Bruce Dickinson, sin la cabellera metalera, pero muy recuperado vocalmente, volvió a dominar el escenarios con su carismática presencia.
Manuel HerreraEs muy probable que varias de las miles de personas que estuvieron en la pista atlética del Nacional para ver nuevamente a Iron Maiden en Chile, hayan pensado -fieles al trágico espíritu del heavy metal- que tras el concierto podían morir en paz. La cuarta visita de la banda británica, promocionada como una cita con los clásicos de su repertorio, fue la definitiva. Maiden se abrió paso en la noche santiaguina como si se tratara de un tanque con munición completa. Simplemente barrieron con todo.
Desde la primera orden de fuego con "Aces high" del álbum Powerslave (1984), trabajo que siempre compite por el cetro de lo mejor de su discografía, el sexteto se escuchó fuerte y compacto, con Bruce Dickinson asombrosamente recuperado de su voz. El vocalista no sólo mantiene su manera de dominar el escenario corriendo incansable y enfatizando teatral su interpretación, sino que recuperó mucho de los aullidos que lo hicieron famoso, como se ajustó la mayoría de las veces a las entonaciones originales de canciones como "Wasted years", "The trooper" y "Heaven can wait".

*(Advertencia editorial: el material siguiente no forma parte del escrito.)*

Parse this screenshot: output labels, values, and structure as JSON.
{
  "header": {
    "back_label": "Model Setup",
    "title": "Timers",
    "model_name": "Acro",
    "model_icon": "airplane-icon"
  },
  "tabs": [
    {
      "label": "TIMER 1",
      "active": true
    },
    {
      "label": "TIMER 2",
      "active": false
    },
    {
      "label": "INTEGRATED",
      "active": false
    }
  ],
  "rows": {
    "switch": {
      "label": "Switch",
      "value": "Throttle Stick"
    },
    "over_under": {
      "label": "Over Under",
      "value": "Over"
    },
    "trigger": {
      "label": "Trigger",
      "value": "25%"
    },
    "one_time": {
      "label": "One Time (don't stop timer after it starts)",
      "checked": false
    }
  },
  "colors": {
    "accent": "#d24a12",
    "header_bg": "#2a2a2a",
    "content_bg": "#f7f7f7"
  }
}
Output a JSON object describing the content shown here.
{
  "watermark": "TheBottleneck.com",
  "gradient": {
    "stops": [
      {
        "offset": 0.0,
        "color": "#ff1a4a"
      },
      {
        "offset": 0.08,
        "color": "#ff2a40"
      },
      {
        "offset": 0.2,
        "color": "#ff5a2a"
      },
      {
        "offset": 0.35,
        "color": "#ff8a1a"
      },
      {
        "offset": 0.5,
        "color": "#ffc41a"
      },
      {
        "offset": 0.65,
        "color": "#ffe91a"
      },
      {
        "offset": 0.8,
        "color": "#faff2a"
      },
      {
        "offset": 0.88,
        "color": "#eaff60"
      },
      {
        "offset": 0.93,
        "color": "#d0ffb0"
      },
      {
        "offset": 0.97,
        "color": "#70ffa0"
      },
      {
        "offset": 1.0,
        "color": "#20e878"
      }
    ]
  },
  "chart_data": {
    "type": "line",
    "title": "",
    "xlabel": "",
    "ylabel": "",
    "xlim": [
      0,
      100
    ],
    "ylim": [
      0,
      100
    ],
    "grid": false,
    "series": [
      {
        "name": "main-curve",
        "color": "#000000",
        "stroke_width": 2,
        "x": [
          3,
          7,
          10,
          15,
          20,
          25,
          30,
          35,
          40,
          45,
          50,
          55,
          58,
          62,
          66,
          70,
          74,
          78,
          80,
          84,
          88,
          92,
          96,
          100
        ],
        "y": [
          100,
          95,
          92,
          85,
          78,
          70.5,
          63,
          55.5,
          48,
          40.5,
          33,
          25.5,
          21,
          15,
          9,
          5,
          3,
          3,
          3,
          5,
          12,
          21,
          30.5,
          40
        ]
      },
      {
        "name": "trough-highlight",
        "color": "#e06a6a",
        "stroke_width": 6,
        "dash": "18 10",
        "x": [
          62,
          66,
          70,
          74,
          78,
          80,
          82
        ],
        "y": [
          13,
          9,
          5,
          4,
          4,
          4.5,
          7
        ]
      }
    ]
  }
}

La única falta de Iron Maiden es la insistencia por mantener los mismos trucos escénicos desde los '80. En la era de las pantallas led, Maiden todavía utiliza humildes telones de fondo, y un juego de luces muy parecido al que le conocemos desde polvorientos videoclips como "The number of the beast". Para una banda que ha vendido cien millones de discos, ese aspecto huele a tacañería.